Wagmatcook senior fights for better home on reserve
Annie Oleson, 84, wants a new home that's more wheelchair accessible
An 84-year-old woman in Wagmatcook First Nation says she can't move around her own home now that she's in a wheelchair and she wants the band council to give her a more accessible home.
Annie Oleson lives with two sons and a granddaughter in a mobile home given to them by the Wagmatcook band council a few years ago.
Oleson said it was great at first, but now she can barely walk and her wheelchair won't go through the bathroom or bedroom doors. She said she's fallen three times since she began using her wheelchair.
"As I get older, I feel weaker and I have to holler for somebody to come," she said. "I have to hang on and I'm afraid I'll fall."
Norman Bernard, the chief of Wagmatcook First Nation, said the band offered Oleson a new one-storey home with a wheelchair ramp, but the family refused it.
Oleson's son said the home is in a bad neighborhood.
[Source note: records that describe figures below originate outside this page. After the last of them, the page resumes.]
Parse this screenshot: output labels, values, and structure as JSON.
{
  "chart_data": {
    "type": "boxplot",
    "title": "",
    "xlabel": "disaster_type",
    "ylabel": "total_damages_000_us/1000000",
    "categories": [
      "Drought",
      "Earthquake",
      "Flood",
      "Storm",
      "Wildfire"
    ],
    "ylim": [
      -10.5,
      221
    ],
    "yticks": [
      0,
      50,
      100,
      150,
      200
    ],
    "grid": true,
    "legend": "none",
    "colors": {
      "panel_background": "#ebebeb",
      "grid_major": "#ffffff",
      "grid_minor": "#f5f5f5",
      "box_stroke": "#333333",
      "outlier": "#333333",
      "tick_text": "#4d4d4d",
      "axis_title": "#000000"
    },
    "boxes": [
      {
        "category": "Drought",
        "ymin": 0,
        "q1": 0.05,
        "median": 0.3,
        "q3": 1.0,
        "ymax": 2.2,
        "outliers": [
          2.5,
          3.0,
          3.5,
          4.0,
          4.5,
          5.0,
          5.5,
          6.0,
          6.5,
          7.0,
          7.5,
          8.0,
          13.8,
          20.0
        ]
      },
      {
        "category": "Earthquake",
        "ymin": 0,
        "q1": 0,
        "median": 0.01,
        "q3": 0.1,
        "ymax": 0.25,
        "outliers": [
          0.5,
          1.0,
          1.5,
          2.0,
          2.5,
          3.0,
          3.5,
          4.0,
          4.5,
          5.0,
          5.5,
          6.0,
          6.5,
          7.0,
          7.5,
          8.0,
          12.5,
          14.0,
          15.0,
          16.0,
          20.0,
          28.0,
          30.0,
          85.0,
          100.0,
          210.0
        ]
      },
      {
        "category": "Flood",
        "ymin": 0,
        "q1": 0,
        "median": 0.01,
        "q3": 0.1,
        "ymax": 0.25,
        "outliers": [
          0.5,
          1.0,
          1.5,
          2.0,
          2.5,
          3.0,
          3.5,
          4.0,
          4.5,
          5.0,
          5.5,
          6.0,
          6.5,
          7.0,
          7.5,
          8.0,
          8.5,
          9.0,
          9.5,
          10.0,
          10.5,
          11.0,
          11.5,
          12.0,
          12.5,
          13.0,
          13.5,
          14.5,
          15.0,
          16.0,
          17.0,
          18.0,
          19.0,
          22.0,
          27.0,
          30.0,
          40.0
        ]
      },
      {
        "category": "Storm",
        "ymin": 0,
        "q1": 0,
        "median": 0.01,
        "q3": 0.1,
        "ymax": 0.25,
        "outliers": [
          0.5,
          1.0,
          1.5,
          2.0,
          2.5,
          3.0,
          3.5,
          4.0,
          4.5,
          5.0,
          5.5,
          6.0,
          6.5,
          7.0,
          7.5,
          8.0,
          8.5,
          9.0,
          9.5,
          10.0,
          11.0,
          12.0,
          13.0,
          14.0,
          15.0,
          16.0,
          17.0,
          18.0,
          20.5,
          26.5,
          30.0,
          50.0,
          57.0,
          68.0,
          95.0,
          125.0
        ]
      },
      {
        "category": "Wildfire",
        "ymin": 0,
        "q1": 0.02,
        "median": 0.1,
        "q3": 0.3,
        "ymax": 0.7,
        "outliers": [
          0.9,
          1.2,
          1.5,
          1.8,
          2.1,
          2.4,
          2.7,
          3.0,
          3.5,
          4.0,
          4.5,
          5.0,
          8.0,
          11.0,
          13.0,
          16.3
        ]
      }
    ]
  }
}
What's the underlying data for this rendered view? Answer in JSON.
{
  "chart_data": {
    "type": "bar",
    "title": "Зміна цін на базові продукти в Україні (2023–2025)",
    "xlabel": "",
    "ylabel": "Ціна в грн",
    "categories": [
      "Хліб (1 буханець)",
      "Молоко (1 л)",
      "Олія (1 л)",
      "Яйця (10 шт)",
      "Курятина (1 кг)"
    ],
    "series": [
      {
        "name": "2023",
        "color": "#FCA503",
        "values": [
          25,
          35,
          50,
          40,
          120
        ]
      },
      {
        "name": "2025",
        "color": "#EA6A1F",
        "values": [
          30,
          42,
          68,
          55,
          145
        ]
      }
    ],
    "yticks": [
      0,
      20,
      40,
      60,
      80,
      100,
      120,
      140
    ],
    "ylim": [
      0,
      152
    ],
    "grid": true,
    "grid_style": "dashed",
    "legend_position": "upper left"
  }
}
Brian Arbuthnot, the band manager, said with news of Oleson's deteriorating health she's been put on a priority list for housing — along with approximately 30 other residents in need.
"It's a very difficult process when you've got people living in basements with small kids and they have no access. The only access out of their house is through the main door," said Arbuthnot.
"We've got to be cognizant of every band member that lives in the community."
He said the band simply does not get enough money from the federal government to keep up with the demand for housing.
"We have a couple of units per year, which is not very good considering we have 25 to 30 people on a waiting list," Arbuthnot said.
"Part of the problem is we have a lot of families living together in one home, multigenerational and we are trying to accommodate both elders and this growing population of youth who have children and who are looking for housing."
Arbuthnot said Oleson should know about her housing status by late March.